(L-R) Sophomores Emily Caton and Lenox Herman participate in the Atlanta March for Our Lives on March 24. Photo: Virginia Hobbs

On March 24, over 30,000 people congregated at the Center for Civil and Human Rights in Atlanta to participate in the “March for Our Lives.” The march, which was a world-wide event drawing millions of people, was conceived of by student survivors of last month’s mass shooting at Marjory Stoneman Douglas High School in Parkland, Florida. These survivors were some of the many speakers at the march on Saturday in Atlanta and cities around the U.S.

In Atlanta, people of all ages engaged in the event to demonstrate their support for implementation of universal, comprehensive background checks for gun buyers, a ban on assault weapons and high-capacity magazines, a digitized, searchable database of gun buyers and purchases, and other measures to stem future gun violence.

People filled the streets for the first hour of the march to listen to individual speakers and performances. Bus after bus arrived as a continuous flow of people joined the crowd. Large video screens with sound systems were situated throughout the area so that the crowds could hear and see the speakers. Music blasted as people sang and danced with their various signs depicting images of love and messages of opposition to the National Rifle Associatoin (NRA) and gun violence.

Atlanta Mayor Keisha Lance Bottoms and civil rights icon Rep. John Lewis spoke along with students from local schools like The Paidea School and students from Marjory Stoneman Douglas High School. “The first speaker was a girl named Savannah [Nemeth] who read perhaps the most inspirational work I have ever heard,” said math teacher and freshman dean Krista Wilhelmsen. “It was truly amazing – raw, heartfelt and emotional. I am trying to find a copy for myself to keep.” Nemeth is a sophomore at Collins Hill High in Suwanee, Georgia, and the poem she composed and recited is called “Rude Awakening.”

The performances included a number of poems and songs promoting unity and voter registration for the upcoming election. “I especially loved John Lewis and his presence,” said junior Davis Mathis. “I thought the whole event was so amazing and I’m really impressed with all the students who organized it.”

The foot traffic while walking was heavy and energetic and the streets were much too small for the large numbers of people participating. A handful of protesters against the cause yelled at marchers on the streets. However, everything remained civil. Chants including “Enough is Enough” and “Not One More” echoed off the buildings and smiles radiated throughout the crowd.

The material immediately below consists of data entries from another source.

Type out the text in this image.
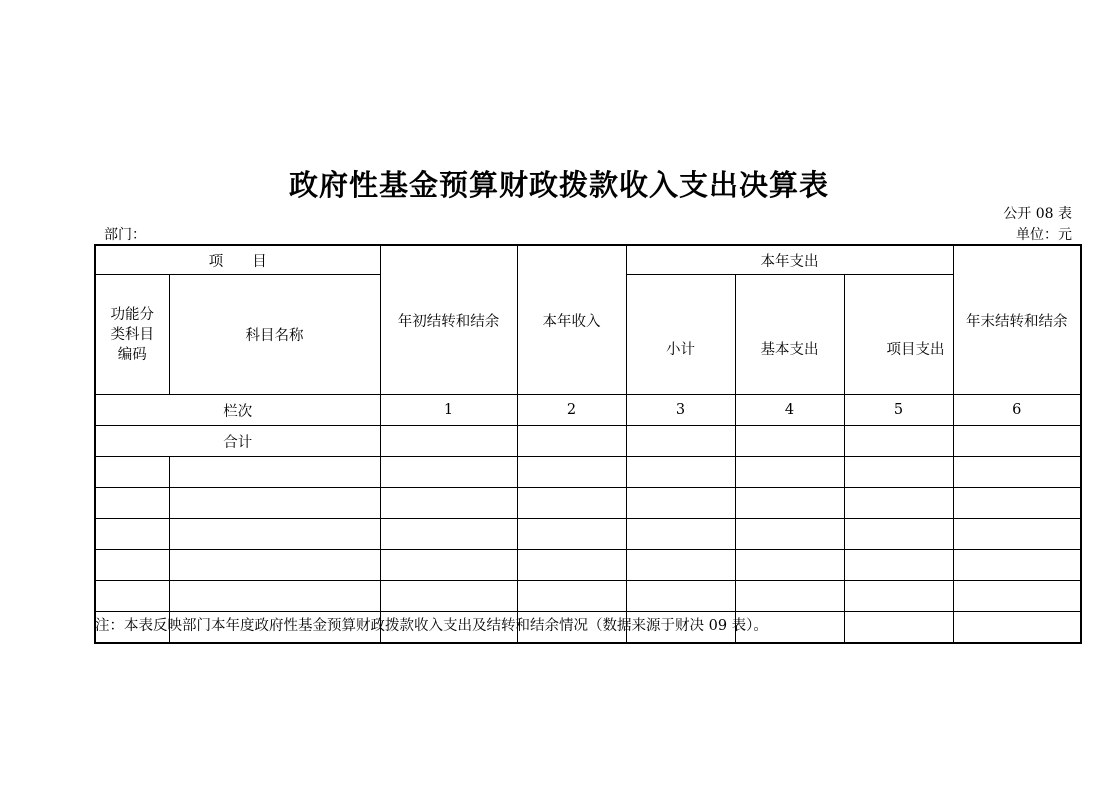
政府性基金预算财政拨款收入支出决算表
公开 08 表
部门：	单位：元
项　　目		年初结转和结余	本年收入	本年支出			年末结转和结余
功能分类科目编码	科目名称			小计	基本支出	项目支出	
栏次		1	2	3	4	5	6
合计							

注：本表反映部门本年度政府性基金预算财政拨款收入支出及结转和结余情况（数据来源于财决 09 表）。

School counselor Kacy Brubaker, English teachers Ricks Carson and Emily Washburn, Spanish teachers Paula Pontes and Allison Riley, Mrs. Wilhelmsen and Knightly News advisor Lee Wilson were some of the faculty members who joined students and parents to represent Pace at the event. “I liked seeing so many young people registering to vote,” said Dra. Pontes. “I hope they register THEN do vote.”

Once the marchers reached the Georgia State Capitol, the end of the march, they were greeted by volunteers registering people to vote. The marchers also got to listen to more speakers at Liberty Plaza. “It was incredible to see so many young and diverse voices joining each other to protest and flex their democratic muscles,” said Ms. Riley. “I left feeling very hopeful that the next generation is realizing how much political power they really do have.”